Awalnya ada niatan untuk menetapkan 1 muharrom sebagai hari santri, namun kemudian setelah mendapat masukan dari berbagai kalangan, hari santri kemudian diperingati setiap tanggal 22 oktober. Tanggal tersebut merujuk pada waktu disepakatinya resolusi jihad (seruan ulama kepada santri yang mewajibkan setiap muslim Indonesia wajib membela tanah air dan mempertahankan NKRI) para ulama dan tokoh santri lah yang pada tanggal 22 oktober 1945 di masa perang kemerdekaan yang telah memantik terjadinya peristiwa heroik 10 november.
Terdapat
juga ketidaksetujuan dari beberapa kalangan dengan penetapan Hari Santri.
Beberapa alasannya yaitu dikhawatirkan akan menimbulkan pengelompokan antara
santri dengan yang bukan santri. Ini bisa dilihat dari surat terbuka
Cendikiawan muslim dan tokoh Muhamaddiyah Din Syamsuddin kepada Presiden Joko
Widodo yang berisi harapan pada pemerintah untuk membatalkan rencana penetapan
Hari Santri Nasional.
Penetapan Hari Santri sejatinya merupakan
bentuk penghargaan pemerintah terhadap peran para santri dan ulama dalam
memperjuangkan kemerdekaan Indonesia. Hari Santri juga ditujukan untuk
mengenang peran tokoh-tokoh santri seperti K.H. Hasyim As‘yari dari Nahdlatul
Ulama, K.H. Ahmmad Dahlan dari Muhammadiyah, T.A. Hassan dari Persis, dan tokoh
agama lainnya. Karena dalam sejarahnya para santri memiliki peran historis
dengan mewakafkan hidupnya untuk mempertahankan kedaulatan NKRI dan mewujudkan
cita-cita kemerdekaan Indonesia.
Sebagaimana Resolusi Jihad yang
dicetuskan ulama Pendiri NU KH. Hasyim Asy'ari pada 22 oktober 1945 di Surabaya
guna mengatasi kembalinya tentara kolonial belanda atas nama NICA. Seruan
Resolusi Jihad ini adalah "Membela tanah air dari penjajah hukumnya
fardlu’ain (wajib bagi setiap individu)".
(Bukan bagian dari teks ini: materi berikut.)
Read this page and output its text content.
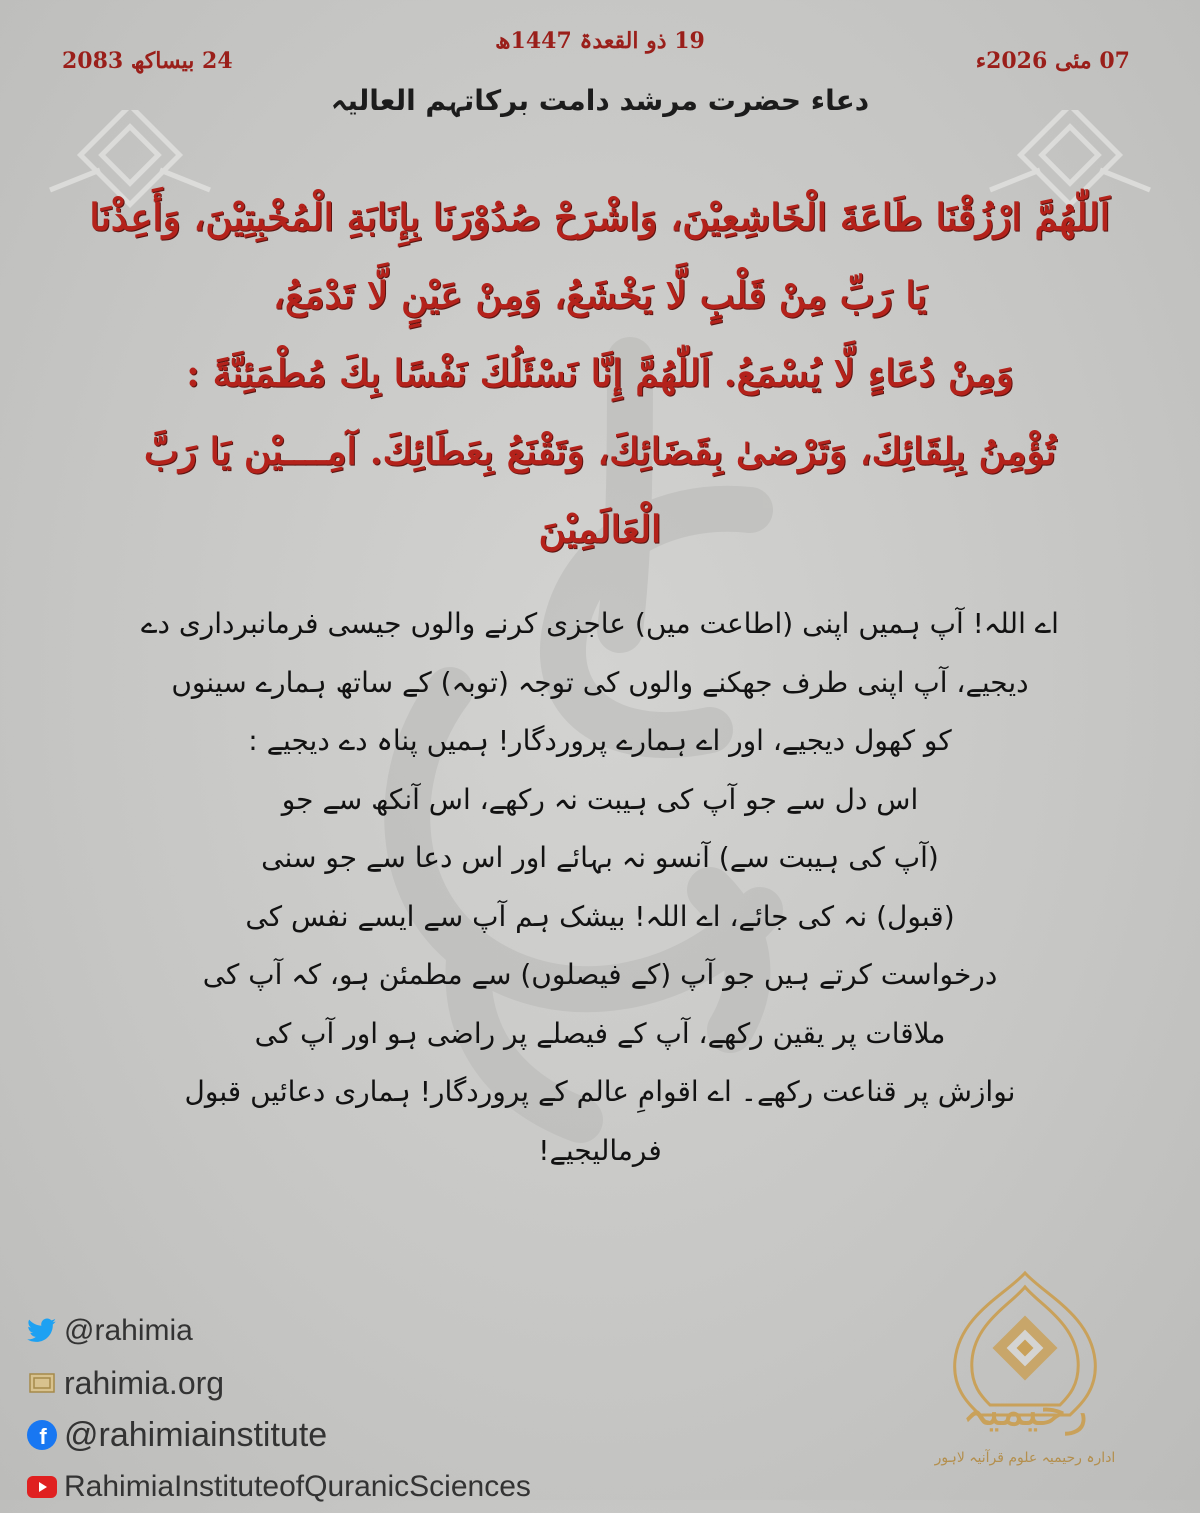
07 مئی 2026ء
19 ذو القعدۃ 1447ھ
24 بیساکھ 2083
دعاء حضرت مرشد دامت برکاتہم العالیہ
اَللّٰهُمَّ ارْزُقْنَا طَاعَةَ الْخَاشِعِيْنَ، وَاشْرَحْ صُدُوْرَنَا بِإِنَابَةِ الْمُخْبِتِيْنَ، وَأَعِذْنَا
يَا رَبِّ مِنْ قَلْبٍ لَّا يَخْشَعُ، وَمِنْ عَيْنٍ لَّا تَدْمَعُ،
وَمِنْ دُعَاءٍ لَّا يُسْمَعُ. اَللّٰهُمَّ إِنَّا نَسْئَلُكَ نَفْسًا بِكَ مُطْمَئِنَّةً :
تُؤْمِنُ بِلِقَائِكَ، وَتَرْضىٰ بِقَضَائِكَ، وَتَقْنَعُ بِعَطَائِكَ. آمِــــيْن يَا رَبَّ
الْعَالَمِيْنَ
اے اللہ! آپ ہمیں اپنی (اطاعت میں) عاجزی کرنے والوں جیسی فرمانبرداری دے
دیجیے، آپ اپنی طرف جھکنے والوں کی توجہ (توبہ) کے ساتھ ہمارے سینوں
کو کھول دیجیے، اور اے ہمارے پروردگار! ہمیں پناہ دے دیجیے :
اس دل سے جو آپ کی ہیبت نہ رکھے، اس آنکھ سے جو
(آپ کی ہیبت سے) آنسو نہ بہائے اور اس دعا سے جو سنی
(قبول) نہ کی جائے، اے اللہ! بیشک ہم آپ سے ایسے نفس کی
درخواست کرتے ہیں جو آپ (کے فیصلوں) سے مطمئن ہو، کہ آپ کی
ملاقات پر یقین رکھے، آپ کے فیصلے پر راضی ہو اور آپ کی
نوازش پر قناعت رکھے۔ اے اقوامِ عالم کے پروردگار! ہماری دعائیں قبول
فرمالیجیے!
@rahimia
rahimia.org
f @rahimiainstitute
RahimiaInstituteofQuranicSciences
رحیمیہ
ادارہ رحیمیہ علوم قرآنیہ لاہور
Sontak para santri bergabung dengan
seluruh elemen bangsa melakukan resolusi jihad dengan caranya masing-masing;
menyusun kekuatan di daerah-daerah terpencil, melawan penjajah, mengatur
strategi, dan mengajarkan kesadaran arti kemerdekaan bangsa Indonesia. Resolusi
Jihad telah menambah semangat dan seperti energi tambahan bagi para santri
untuk menyerang markas Brigade 49 Mahratta pimpinan Brigadir Jenderal Aulbertin
Walter Sothern Mallaby di Surabaya. Pertempuran selama 3 hari (27 s/d 29
Oktober 1945) ini berujung pada tewasnya Jenderal Mallaby bersama dengan lebih
dari 2000 pasukan inggris. Ini kemudian memicu serangan balik angkatan perang
Inggris pada peristiwa 10 November 1945 (yang diperingati sebagai Hari
Pahlawan).
Presiden Jokowi meyakini penetapan Hari
Santri Nasional tidak akan menimbulkan sekat-sekat sosial ataupun polarisasi
antar santri dengan non santri, tapi justru akan memperkuat semangat
kebangsaan, mempertebal rasa cinta tanah air, memperkokoh integrasi bangsa,
serta memperkuat tali persaudaraan untuk bersatu dalam keberagaman baik suku,
agama, maupun budaya.
Menurut Menteri Agama RI Lukman Hakim
Saifuddin, hari santri adalah penegasan bahwa Indonesia adalah negara
demokratis sekaligus religius. Juga mendorong kesadaran kolektif pentingnya
mempertahankan reIigiusitas Indonesia yang moderat di tengah percaturan
ideologi agama zaman sekarang yang cenderung ekstrim.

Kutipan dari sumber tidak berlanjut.